Carrão is located about 13 km east of the city's center. It is named after João José da Silva Carrão, a prominent public figure who owned most of the district's area at the end of the 19th century.[1]
In the 16th century, the area of the present district was crossed by the trail connecting the Indian villages of Piratininga and Biacica or Imbiacica (now Itaim Paulista, Vila Curuçá and part of Jardim Helena). That trail was also used by the early colonial explorers (bandeirantes). Some historians claim that the lands were part of the domain (sesmaria) granted by the Portuguese Crown to João Ramalho. One of the first permanent residents was in fact the explorer Francisco Velho, who settled along the Aricanduva, on land belonging to Brás Cubas.
Over the following centuries the region became occupied by large farms. The most famous was a property formerly called Tucuri or Bom Retiro, which was acquired in 1865 by Councillor Carrão and then became known as Chácara Carrão.

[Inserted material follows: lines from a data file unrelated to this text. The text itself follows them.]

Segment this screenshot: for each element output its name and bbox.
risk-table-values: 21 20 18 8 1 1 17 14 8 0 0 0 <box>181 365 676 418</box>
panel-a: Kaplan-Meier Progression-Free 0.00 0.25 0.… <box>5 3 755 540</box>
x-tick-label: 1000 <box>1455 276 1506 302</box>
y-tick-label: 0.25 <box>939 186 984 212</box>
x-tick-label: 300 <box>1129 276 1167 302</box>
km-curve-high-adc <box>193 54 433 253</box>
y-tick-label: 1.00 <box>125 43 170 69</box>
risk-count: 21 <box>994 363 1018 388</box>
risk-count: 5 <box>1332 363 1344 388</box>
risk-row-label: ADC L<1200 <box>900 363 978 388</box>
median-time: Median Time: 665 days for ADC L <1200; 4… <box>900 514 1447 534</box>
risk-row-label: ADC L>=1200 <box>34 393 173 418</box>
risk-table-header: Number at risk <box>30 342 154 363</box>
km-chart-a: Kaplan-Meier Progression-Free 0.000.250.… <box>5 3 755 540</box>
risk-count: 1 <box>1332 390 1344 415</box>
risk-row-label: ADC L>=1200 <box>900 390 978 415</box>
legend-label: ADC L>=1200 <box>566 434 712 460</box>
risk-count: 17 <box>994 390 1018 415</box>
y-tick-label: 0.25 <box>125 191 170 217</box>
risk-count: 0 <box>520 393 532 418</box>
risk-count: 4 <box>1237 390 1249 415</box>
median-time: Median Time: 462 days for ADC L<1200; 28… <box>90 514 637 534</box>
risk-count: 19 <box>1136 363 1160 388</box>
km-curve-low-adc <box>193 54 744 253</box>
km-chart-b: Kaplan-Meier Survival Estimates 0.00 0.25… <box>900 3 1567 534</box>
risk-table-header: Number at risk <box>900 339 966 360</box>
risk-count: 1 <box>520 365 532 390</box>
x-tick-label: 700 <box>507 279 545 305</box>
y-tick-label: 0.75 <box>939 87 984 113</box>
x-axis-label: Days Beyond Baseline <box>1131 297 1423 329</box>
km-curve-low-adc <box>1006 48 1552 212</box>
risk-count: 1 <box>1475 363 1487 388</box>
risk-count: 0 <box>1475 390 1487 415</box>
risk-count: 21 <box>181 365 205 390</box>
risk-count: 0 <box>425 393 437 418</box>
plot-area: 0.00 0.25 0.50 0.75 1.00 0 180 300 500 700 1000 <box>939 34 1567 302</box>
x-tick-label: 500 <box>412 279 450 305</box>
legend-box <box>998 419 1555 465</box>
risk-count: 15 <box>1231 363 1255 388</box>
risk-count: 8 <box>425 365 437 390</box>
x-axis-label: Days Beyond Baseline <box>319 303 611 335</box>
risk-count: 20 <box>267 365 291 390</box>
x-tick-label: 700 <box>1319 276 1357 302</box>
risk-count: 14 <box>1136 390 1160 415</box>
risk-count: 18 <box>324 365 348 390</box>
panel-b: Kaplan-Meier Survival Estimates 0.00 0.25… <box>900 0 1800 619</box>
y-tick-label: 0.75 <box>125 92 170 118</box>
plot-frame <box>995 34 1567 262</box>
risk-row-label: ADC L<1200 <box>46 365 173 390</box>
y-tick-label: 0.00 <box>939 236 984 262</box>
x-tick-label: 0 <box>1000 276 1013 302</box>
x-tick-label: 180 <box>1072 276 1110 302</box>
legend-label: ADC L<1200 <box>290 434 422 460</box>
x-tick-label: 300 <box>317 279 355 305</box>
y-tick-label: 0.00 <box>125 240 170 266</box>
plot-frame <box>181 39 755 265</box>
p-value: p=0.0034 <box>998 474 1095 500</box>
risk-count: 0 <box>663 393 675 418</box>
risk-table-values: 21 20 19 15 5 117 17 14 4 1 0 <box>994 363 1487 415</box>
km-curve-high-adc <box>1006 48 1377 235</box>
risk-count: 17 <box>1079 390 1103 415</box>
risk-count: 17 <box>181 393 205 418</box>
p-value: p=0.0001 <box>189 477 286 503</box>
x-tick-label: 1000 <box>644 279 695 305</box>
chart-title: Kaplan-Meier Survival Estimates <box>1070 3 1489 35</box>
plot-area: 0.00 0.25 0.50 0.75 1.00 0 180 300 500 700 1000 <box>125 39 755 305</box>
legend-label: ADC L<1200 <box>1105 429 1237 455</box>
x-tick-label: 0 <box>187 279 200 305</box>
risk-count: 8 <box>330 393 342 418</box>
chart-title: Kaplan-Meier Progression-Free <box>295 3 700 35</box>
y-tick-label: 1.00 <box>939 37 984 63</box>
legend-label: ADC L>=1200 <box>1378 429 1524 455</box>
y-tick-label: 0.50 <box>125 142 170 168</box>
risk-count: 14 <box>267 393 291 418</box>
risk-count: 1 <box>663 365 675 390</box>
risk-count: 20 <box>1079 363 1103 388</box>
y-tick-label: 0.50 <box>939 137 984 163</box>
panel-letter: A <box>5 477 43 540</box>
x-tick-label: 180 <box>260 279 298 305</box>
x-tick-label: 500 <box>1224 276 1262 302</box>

Around the turn of the 20th century, immigrant workers from Portugal, Italy, Spain, and later from Japan came to the area to work at Carrão's farm and at a wool mill, the Lanifícios Minerva S/A, built there in 1906 by Belgian entrepreneurs Paschoal Boronheid and Fernand Delcroix.. An urbanized borough, Vila Carrão, was established in 1917. Another major factor in the area's development was the installation in the 1930s of a large cotton mill, the Cotonifício Guilherme Giorgi, which at its height employed 2800 workers. The remaining lands of Chácara carrão were urbanized and became the boroughs of Vila Nova Manchester (1922), Vila Santa Isabel (1931), and Jardim Têxtil.[1]
By the 1950s the area which is now the Carrão district was almost entirely urbanized and integrated with the São Paulo urban area.
The Carrão district was created in 1991 by an act of then mayor Luiza Erundina.[1] Until then, the land was part of the Tatuapé district. It comprises the following neighborhoods: Carrãozinho, Chácara Santo Antonio, Chácara Califórnia, Vila Carrão, Vila Nova Manchester, Vila Santa Isabel, and Vila São Vicente.[2]
The new district boundaries deviated somewhat from the historical borough boundaries. In particular, the Carrão metro station, until then part of the Vila Carrão borough, is now in the Tatupé district.[1]
Carrão and the neighboring district of Vila Formosa share the Vila Formosa Cemetery (est. 1949). It is believed to be the largest cemetery in Latin America, with 780,000 m2 and more than 1,400,000 "permanent residents".